We also promised surprises in the programme – and one of my favourites was our summer project with Ivan and Heather Morrison – Mr Clevver’s Nuclear Family – a touring puppet show, with beautiful hand-crafted puppets by Heather and Ivan – two of the UK’s leading visual artists.  Not only was this show a surprise addition to our programme, it was a surprise everywhere it went – turning up unannounced in spaces from castles to housing estates across Wales, and using hand printed posters and good old fashioned word of mouth to let people know that a rather unique puppet show was about to happen. 
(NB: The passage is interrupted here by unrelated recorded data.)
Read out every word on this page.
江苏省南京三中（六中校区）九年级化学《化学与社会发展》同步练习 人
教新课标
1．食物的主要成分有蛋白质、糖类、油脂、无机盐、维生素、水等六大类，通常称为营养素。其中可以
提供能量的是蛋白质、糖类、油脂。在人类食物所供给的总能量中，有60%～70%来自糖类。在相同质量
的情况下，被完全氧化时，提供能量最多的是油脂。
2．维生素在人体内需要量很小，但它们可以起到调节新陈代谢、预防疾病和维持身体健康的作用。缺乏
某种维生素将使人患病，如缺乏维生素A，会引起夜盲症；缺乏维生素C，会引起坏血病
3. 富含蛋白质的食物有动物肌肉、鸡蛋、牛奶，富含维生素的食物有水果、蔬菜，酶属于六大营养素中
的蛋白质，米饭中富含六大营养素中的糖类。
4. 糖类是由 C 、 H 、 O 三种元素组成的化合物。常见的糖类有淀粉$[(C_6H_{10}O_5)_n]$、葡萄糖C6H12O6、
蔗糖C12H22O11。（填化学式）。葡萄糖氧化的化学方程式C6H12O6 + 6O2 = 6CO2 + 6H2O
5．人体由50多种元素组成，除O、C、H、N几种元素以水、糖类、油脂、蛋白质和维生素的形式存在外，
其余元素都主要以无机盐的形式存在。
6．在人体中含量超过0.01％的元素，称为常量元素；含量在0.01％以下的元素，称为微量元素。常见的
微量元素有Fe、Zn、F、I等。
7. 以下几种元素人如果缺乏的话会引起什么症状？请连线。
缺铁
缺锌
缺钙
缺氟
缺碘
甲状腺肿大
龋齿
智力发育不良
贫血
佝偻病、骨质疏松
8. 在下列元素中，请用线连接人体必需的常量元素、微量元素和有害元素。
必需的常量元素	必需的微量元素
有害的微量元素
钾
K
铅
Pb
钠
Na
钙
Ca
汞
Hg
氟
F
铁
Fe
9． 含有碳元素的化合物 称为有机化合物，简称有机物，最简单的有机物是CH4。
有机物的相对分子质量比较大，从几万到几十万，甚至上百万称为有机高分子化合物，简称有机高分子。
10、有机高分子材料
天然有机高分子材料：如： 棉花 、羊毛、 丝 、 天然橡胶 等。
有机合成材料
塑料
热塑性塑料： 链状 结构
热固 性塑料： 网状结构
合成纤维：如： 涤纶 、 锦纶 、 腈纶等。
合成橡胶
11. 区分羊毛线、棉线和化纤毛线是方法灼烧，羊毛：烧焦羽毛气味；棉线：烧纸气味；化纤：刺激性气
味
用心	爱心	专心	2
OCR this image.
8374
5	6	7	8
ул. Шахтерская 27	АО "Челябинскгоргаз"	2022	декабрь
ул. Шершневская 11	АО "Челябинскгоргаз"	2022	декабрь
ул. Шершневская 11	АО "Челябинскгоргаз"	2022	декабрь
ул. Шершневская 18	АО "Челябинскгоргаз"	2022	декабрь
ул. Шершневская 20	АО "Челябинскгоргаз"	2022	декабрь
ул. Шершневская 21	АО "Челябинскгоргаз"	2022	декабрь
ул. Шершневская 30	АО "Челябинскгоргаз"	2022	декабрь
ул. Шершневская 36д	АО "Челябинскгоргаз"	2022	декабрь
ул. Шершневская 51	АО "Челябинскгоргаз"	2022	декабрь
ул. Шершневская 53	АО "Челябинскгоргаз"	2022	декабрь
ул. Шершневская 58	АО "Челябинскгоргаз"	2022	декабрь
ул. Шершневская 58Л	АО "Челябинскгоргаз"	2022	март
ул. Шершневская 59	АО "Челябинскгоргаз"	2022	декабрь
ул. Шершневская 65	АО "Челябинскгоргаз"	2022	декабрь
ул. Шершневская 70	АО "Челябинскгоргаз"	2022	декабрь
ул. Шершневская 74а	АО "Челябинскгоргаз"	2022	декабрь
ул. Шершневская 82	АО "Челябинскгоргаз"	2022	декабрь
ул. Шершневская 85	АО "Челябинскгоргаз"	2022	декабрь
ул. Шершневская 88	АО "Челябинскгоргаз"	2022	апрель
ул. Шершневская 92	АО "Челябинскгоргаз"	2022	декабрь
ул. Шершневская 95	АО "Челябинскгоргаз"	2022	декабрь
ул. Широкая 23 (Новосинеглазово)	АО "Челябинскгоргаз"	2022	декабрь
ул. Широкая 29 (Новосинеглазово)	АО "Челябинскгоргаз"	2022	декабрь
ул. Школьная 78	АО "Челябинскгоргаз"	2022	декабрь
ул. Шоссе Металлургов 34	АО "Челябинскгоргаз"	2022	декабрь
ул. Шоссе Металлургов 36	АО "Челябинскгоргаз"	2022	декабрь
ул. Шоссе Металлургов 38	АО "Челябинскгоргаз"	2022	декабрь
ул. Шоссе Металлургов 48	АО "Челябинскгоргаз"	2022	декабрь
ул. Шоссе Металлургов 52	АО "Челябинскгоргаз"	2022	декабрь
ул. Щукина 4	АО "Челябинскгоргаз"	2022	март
We enjoyed this sense of surprise so much that we have decided to take it to another level in our fourth year of activity.  Many people have been asking us ‘When is the launch of NTW’s Year 4?’ and after three exciting launch events – including the first ‘live online’ launch of a national theatre, a midnight countdown and a warehouse party – we’ve all come to look forward to the answer.  However, having started on the journey of ‘surprises’ this year, we felt that we wanted to take this a step further, and announce our work in a different way.  So for Year 4 of NTW’s programme we will be announcing each project individually – revealing new excitement throughout the year – and also allowing us the flexibility to respond to new possibilities at any point. If you want to be the first to know about each new project as it’s announced, all you need to do is sign up for our newsletter at nationaltheatrewales.org – we only need your email address – or of course you can just keep an eye on the NTW community right here where everything will be revealed.

We’re really looking forward to our year of surprises – to digging deeper into the places, poetry and passions of Wales – to spreading the word about the country's amazing art and theatre far and wide – and to collaborating with an extraordinary range of artists. 

But for now – we’ve got some very Silly Things to do over Christmas.  See you in Cardiff Castle and for a Surprising 2014!